Hamburg. Diese Rechnung wird erst in den kommenden Jahren vollständig präsentiert werden: Wie groß die Lerndefizite der Schülerinnen und Schüler sind, die aufgrund der Aufhebung des Regelunterrichts an Schulen entstanden sind und weiter entstehen, lässt sich derzeit noch nicht ermessen. Sicher ist, dass auch die sozialen und psychischen Folgen, die sich aus dem monatelangen Wechsel in den Distanzunterricht und dem erzwungenen Verzicht des Kontakts zu Gleichaltrigen ergeben, für die Entwicklung vieler junger Menschen gravierend sein werden.

Es ist richtig, dass die rot-grüne Senatskoalition jetzt ein umfangreiches Förderprogramm auflegt, um die Defizite möglichst frühzeitig jedenfalls abzumildern. Der Unterstützungsbedarf ist besonders dringend bei Kindern und Jugendlichen, die ohnehin schon Lernprobleme haben, und bei Schülern, die von zu Hause keinen Rückenwind erhalten – aus welchen Gründen auch immer.

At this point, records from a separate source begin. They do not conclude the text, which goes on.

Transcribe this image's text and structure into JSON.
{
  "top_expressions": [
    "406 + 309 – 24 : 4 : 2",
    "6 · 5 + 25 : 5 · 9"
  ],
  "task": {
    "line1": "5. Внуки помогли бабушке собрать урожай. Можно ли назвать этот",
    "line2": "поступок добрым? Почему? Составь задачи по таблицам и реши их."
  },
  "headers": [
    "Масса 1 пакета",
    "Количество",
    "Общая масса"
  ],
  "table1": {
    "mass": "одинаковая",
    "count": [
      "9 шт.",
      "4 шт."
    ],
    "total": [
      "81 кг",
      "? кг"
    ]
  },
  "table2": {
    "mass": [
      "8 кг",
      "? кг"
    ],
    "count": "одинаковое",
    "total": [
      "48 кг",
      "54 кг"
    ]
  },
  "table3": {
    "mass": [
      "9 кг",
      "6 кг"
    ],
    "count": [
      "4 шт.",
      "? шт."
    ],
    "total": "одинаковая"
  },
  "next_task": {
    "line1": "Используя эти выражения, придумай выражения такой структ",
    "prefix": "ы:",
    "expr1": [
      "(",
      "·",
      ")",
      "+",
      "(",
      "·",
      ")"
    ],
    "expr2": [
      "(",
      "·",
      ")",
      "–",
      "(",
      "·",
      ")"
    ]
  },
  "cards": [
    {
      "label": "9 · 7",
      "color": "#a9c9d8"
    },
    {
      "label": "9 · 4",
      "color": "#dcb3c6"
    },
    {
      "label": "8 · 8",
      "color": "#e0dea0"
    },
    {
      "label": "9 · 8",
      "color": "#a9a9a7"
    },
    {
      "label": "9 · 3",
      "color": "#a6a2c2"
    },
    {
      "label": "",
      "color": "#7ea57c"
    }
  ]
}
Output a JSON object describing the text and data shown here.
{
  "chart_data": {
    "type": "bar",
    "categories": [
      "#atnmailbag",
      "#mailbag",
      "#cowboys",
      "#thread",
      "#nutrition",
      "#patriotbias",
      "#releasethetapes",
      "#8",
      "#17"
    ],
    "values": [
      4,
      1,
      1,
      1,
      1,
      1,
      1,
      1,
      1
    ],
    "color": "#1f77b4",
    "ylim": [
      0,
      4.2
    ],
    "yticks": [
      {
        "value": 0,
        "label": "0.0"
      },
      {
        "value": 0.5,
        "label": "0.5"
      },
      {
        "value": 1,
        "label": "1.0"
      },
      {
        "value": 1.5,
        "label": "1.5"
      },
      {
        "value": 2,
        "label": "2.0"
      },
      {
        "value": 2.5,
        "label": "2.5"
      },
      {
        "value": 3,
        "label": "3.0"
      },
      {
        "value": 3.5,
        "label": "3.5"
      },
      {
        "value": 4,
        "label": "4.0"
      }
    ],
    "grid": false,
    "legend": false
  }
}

Der Erfolg hängt vom Engagement der Beteiligten vor Ort ab

Da es sich um ein freiwilliges Angebot handelt, wird ein Aspekt für den Erfolg zentral sein: Wie kann es gelingen, diese Schülerinnen und Schüler zu erreichen und zu motivieren, sich an dem Förderprogramm zu beteiligen und „bei der Stange“ zu bleiben? In diesem Zusammenhang kann das Mentoring-Programm, das die Schulbehörde in Kooperation mit der „Zeit“-Stiftung im neuen Schuljahr starten will, einen wichtigen Beitrag leisten. Die bis zu 1000 Lehramtsstudierenden, die als Mentoren gewonnen werden sollen, können im besten Fall wichtige Wegbegleiter und Ansprechpartner der Schüler über das pure Lernen hinaus werden.

Denn wie bei anderen sinnvollen und gut gemeinten Unterstützungsprogrammen gilt auch hier: Die bereitgestellten Kapazitäten sind das eine – hier wird nicht gekleckert, sondern geklotzt –, der Erfolg hängt entscheidend vom Engagement der Beteiligten vor Ort ab. Es ist richtig, Studierende und pensionierte Lehrkräfte dafür zu gewinnen, weil die Kollegien diese Aufgabe nicht zusätzlich schultern können. Aber wichtig ist die enge Verzahnung der Förderangebote mit dem regulären Unterricht.